L’inserto Plus del Sole 24 Ore giustamente rileva come nel frattempo sia passato oltre un anno dal ritorno dei tassi di interesse in territorio positivo.
Di questo come noto ne hanno beneficiato i bilanci delle banche. Ma a gonfiare gli utili degli istituti di credito hanno contribuito in misura significativa anche gli extra oneri e i canoni che le banche hanno introdotto negli anni scorsi adducendo il giustificato motivo del sopravvenuto scenario dei tassi negativi che ora, però, non sussiste più.
Plus in più riprese ha chiesto alle banche di innestare la retromarcia e ripristinare le precedenti condizioni contrattuali più favorevoli ai clienti Un sollecito che la stessa Banca d’Italia aveva indirizzato alle banche con una pubblica comunicazione il 15 febbraio scorso.
Un appello che guarda caso è caduto nel vuoto: solo un esiguo numero di istituti ha fatto dietrofront riducendo i costi aggiuntivi caricati ai clienti.
Eppure interprendano l’articolo 118 del Tub che obbliga le banche a indicare il giustificato motivo per cui aumentano i costi a carico del cliente, sarebbe scontato ritenere che si debba poi ripristinare le condizioni contrattuali iniziali qualora venga meno tale motivo.
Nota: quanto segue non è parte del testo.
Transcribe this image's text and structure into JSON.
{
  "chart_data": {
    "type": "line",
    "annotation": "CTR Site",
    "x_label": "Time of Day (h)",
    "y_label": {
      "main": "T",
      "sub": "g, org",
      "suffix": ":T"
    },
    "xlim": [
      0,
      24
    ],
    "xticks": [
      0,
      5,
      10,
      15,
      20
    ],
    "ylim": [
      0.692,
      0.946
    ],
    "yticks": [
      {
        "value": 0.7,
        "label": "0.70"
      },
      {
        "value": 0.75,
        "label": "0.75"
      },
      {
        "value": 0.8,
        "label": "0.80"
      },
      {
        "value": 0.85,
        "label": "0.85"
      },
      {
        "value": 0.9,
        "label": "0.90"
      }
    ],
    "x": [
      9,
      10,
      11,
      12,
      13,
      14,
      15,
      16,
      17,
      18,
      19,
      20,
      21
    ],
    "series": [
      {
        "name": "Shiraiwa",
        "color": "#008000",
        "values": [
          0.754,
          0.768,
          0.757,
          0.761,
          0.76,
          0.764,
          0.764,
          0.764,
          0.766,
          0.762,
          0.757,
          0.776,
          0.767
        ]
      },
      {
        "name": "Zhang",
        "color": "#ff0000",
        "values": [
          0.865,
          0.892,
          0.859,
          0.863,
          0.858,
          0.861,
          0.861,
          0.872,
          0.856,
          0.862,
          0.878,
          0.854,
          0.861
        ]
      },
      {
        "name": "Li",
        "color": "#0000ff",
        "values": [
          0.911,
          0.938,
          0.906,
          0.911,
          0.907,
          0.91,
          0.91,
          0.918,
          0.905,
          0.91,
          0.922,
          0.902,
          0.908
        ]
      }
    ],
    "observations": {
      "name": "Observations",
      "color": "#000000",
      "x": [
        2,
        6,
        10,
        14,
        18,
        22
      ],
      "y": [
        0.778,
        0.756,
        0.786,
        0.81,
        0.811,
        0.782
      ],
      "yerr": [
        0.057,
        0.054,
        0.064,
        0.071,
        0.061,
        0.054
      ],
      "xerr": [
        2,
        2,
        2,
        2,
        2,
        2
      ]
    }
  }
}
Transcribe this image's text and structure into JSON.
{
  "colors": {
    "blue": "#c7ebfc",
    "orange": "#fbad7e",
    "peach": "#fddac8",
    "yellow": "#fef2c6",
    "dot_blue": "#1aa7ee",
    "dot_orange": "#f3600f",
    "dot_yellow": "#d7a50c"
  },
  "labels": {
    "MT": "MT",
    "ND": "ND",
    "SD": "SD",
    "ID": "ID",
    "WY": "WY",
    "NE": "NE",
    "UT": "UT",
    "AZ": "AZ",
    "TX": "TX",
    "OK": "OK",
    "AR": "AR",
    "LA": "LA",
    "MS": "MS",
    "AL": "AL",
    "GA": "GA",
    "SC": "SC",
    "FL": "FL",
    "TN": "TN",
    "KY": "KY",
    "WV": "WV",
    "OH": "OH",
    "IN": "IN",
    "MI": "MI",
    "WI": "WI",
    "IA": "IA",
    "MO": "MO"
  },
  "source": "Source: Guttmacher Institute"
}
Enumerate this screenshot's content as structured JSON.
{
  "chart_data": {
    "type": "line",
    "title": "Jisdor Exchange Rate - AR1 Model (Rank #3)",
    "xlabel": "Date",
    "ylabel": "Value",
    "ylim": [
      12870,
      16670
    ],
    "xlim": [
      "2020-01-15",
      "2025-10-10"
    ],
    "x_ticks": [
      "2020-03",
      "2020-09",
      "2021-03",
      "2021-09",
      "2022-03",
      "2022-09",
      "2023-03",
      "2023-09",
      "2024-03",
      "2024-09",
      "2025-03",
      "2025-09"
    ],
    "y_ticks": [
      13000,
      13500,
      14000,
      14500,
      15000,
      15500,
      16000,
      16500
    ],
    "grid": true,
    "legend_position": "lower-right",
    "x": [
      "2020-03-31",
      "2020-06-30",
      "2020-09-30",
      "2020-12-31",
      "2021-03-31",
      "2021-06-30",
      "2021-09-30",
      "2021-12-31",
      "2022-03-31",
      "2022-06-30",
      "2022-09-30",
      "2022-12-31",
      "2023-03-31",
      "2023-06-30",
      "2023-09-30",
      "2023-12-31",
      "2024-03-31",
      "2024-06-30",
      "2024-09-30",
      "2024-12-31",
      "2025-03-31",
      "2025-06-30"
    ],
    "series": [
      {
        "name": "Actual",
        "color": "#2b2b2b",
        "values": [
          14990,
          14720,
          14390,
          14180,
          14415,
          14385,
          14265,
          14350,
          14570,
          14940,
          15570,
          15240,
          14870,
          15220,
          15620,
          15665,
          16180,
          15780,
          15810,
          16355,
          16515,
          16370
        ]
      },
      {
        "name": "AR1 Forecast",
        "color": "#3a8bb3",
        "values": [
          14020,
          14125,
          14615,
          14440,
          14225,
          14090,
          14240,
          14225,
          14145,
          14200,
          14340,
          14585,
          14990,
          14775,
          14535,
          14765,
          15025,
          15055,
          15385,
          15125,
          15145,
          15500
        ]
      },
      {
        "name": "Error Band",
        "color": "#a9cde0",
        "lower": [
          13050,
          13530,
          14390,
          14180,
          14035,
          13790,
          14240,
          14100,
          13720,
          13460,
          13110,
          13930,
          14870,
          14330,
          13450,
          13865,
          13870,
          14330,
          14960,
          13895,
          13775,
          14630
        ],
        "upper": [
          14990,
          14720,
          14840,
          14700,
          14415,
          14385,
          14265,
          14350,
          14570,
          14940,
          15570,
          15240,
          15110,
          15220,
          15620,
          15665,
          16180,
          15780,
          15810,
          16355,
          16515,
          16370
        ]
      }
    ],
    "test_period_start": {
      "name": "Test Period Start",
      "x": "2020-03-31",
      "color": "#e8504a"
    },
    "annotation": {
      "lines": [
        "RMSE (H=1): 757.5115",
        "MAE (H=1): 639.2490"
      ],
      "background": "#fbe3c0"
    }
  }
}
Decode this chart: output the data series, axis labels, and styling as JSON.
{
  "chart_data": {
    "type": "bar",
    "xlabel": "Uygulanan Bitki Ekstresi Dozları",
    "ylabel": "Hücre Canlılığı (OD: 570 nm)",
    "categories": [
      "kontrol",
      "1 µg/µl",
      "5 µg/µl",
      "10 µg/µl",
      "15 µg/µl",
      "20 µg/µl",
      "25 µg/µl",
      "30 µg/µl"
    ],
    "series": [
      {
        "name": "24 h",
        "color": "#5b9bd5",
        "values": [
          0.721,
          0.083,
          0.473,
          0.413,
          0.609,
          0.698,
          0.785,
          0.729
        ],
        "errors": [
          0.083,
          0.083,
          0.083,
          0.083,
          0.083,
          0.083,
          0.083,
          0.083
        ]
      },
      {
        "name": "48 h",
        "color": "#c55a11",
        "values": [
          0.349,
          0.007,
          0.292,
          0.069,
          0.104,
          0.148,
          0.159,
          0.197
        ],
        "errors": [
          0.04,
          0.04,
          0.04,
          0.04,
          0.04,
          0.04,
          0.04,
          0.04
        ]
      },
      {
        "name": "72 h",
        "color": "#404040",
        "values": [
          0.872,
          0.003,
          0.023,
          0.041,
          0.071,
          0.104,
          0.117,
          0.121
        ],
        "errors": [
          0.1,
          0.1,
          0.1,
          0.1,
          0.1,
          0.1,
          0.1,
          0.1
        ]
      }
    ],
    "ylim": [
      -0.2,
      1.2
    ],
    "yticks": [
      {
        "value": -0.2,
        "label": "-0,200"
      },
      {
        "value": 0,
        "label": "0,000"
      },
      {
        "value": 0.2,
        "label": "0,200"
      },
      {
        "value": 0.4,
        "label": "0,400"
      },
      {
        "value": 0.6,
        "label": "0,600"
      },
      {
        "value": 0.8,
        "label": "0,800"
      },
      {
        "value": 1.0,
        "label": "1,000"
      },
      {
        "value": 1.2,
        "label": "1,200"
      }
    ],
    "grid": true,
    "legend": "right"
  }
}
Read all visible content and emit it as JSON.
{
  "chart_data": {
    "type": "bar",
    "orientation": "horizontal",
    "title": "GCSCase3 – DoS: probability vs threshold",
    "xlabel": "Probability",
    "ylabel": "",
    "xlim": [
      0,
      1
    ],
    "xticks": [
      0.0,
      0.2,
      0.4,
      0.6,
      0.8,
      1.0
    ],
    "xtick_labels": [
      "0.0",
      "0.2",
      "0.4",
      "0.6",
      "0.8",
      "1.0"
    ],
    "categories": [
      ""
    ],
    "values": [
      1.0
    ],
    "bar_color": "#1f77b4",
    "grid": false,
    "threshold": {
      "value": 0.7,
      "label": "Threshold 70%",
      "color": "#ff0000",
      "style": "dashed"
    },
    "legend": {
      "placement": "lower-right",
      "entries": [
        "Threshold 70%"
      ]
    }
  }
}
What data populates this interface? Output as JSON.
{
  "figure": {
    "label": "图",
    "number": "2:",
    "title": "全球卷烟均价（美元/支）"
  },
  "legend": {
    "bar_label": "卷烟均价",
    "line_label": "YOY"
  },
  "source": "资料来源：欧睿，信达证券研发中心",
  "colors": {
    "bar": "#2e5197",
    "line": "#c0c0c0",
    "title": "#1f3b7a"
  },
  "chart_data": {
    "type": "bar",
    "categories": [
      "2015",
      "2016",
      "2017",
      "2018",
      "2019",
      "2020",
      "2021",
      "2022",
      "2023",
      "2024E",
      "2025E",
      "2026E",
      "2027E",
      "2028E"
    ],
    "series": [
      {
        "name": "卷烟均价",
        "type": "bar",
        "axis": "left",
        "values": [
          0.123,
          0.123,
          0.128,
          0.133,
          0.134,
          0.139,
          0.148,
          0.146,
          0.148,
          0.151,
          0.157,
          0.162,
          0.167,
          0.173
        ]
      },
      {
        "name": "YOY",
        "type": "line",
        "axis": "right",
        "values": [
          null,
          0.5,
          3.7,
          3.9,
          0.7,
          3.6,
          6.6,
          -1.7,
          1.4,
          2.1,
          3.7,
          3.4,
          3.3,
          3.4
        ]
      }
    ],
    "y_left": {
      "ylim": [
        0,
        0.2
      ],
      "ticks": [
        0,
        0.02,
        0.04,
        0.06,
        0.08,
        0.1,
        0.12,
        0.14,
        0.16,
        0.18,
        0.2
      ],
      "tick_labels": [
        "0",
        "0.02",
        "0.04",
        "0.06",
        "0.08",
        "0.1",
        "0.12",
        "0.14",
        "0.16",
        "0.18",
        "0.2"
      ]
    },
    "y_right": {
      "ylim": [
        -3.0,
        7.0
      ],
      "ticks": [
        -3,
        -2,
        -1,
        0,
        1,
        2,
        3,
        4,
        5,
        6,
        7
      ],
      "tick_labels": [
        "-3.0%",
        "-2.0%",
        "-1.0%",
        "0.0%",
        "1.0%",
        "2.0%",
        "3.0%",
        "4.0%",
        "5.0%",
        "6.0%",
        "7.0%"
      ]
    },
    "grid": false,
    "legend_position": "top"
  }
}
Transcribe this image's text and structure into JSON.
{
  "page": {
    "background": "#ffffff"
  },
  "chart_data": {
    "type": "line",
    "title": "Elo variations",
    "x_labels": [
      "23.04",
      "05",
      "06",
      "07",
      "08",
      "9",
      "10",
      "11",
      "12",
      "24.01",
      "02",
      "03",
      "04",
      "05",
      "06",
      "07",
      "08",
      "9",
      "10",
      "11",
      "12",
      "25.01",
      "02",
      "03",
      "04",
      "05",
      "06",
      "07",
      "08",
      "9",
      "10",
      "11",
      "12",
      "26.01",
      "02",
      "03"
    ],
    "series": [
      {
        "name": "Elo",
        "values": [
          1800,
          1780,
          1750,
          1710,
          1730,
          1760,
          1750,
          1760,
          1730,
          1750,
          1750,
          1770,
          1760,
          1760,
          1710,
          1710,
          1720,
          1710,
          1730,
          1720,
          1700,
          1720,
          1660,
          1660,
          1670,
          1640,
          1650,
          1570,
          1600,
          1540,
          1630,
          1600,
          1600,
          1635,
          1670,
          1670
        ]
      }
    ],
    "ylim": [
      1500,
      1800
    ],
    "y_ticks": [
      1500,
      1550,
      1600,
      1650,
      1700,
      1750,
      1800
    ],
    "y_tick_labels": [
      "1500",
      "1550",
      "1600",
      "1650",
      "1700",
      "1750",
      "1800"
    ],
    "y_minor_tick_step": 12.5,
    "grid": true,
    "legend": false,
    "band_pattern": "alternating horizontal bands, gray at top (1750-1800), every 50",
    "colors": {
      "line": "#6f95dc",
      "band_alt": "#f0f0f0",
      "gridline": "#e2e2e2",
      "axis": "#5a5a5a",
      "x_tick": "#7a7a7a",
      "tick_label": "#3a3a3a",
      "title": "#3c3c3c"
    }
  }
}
Questo anche solo in base a obblighi di buona fede e correttezza.
Plus segnala che il rimedio non può essere lasciato all’iniziativa delle banche vista l’esperienza di questi mesi e occorra un intervento normativo. Personalmente ritengo sia spiacevole il fatto che lo Stato debba intervenire su qualcosa di così scontato e ovvio. Anche per questo ritengo, come già scritto, che ci siano diverse ragioni valide nella tassa sul margine di interesse delle banche, al di là degli errori di forma e comunicazione e di eventuali modifiche.